Teenagers face many challenges growing up, including getting good grades in school, puberty, peer pressure, trying to fit in, and many others. These life stressors can lead to a lot of mixed emotions, which can be difficult to deal with and can cause teens to try to remedy their negative feelings using unhealthy coping skills. Unfortunately, teens may start drinking alcohol to feel better. From dealing with some sort of negativity that they may be facing in their lives, coping with trauma, to possibly just trying to find a way to fit in with classmates and friends, teenagers all over the United States are making the risky decision to consume alcohol.
According to the Centers for Disease Control and Prevention (CDC, 2018), alcohol is in fact the most commonly used and abused drug among the youth population in the United States. One significant contributing factor is social media. Social media advertisements significantly contribute to a teenager’s choice to drink alcohol (Grenard, 2013). Television commercials and song lyrics equally influence adolescent alcohol consumptions (Grenard, 2013). Whether teens drink to numb feelings of depression or to socialize with friends, the media promotes drinking alcohol as normal behavior. Alcohol companies intentionally use social media advertising to ensure profits from alcohol sales. Studies have shown that alcohol ad exposure and the positive emotional reaction to those ads influence some youth to drink more and experience drinking-related problems later in adolescence (Grenard, 2013).

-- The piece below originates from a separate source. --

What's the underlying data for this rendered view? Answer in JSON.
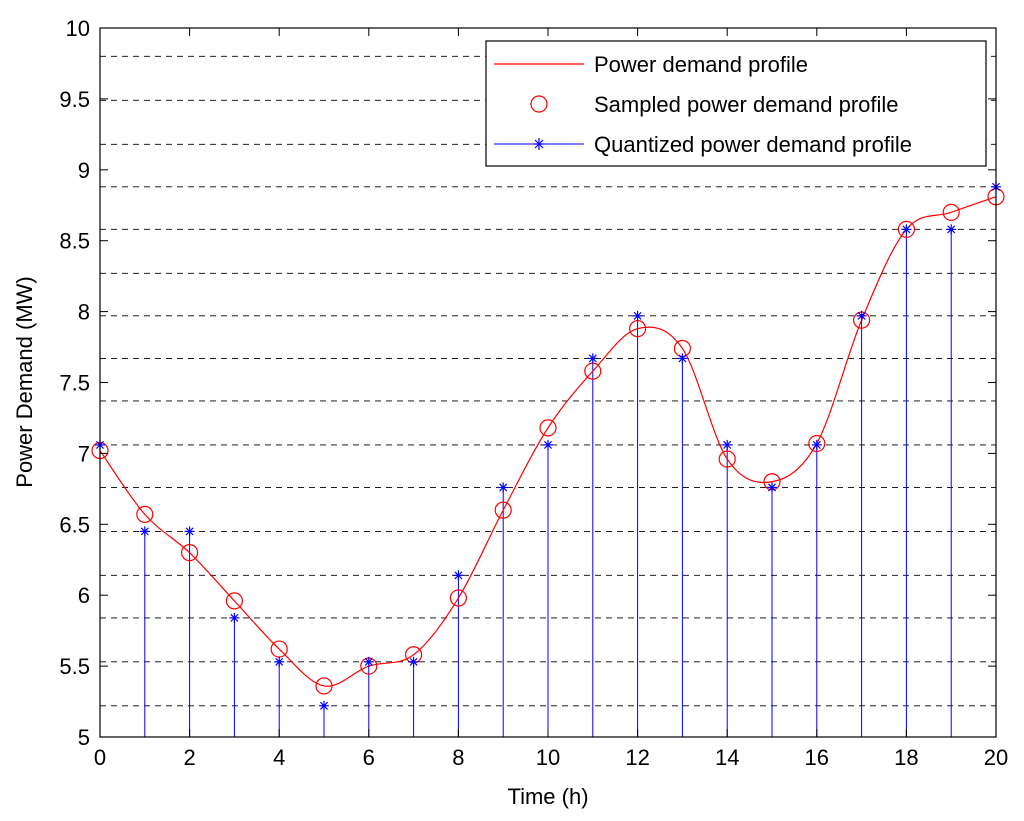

Drinking alcohol as a teenager can lead to consequences that negatively affects a young person’s body and mind. Teenage drinking can lead to long term effects such as heavier consumption later in life, greater alcohol dependence, and long-term damages from drinking, including compromised mental health, poorer education outcome, and increased risk of crime in early adulthood (Anderson, Bruigin, Angus, Gordon, & Hastings, 2009). Teens that drink regularly also have an increased risk of developing an alcohol use disorder later in their life (The National Institute on Drug Abuse for Teens [NIDA for Teens], 2016).
Alcohol consumption can have a significant impact on mental wellbeing. Drinking alcohol can hinder not only school and work performance but also physical performance in sports (Lavikainen & Lintonen, 2009). Excessive alcohol consumption impairs coordination, leading to a loss of balance, slurred speech, and blurred vision, which can cause everyday activities to become more dangerous. Drinking alcohol can potentially lead to a negative life-changing event, such as an alcohol-related car accident, being legally charged with driving while under the influence, or even making risky sexual decisions (NIDA for Teens, 2018). Teenage drinkers tend to have multiple sexual partners, use condoms inconsistently, and are at a high risk for sexually transmitted infections, and unplanned pregnancy (Green et al., 2017). Unfortunately, alcohol consumption can be deadly. Alcohol-related deaths include 1,580 from car crashes, 1,269 from murders, 245 from alcohol poisoning, falls, burns, and drowning, and 492 from suicides (NIDA for Teens, 2018).
Many teens do not realize the effects that drinking alcohol can have on their body, mind, and life. What seems like a harmless activity is really one of the worst decisions they can make. Instead of promoting alcohol consumption, society should emphasize the dangers that accompany teenagers drinking alcohol and provide facts about the negative impact on a young person’s body and mind. Teenagers should be encouraged to become involved in healthy activities and to abstain from alcohol.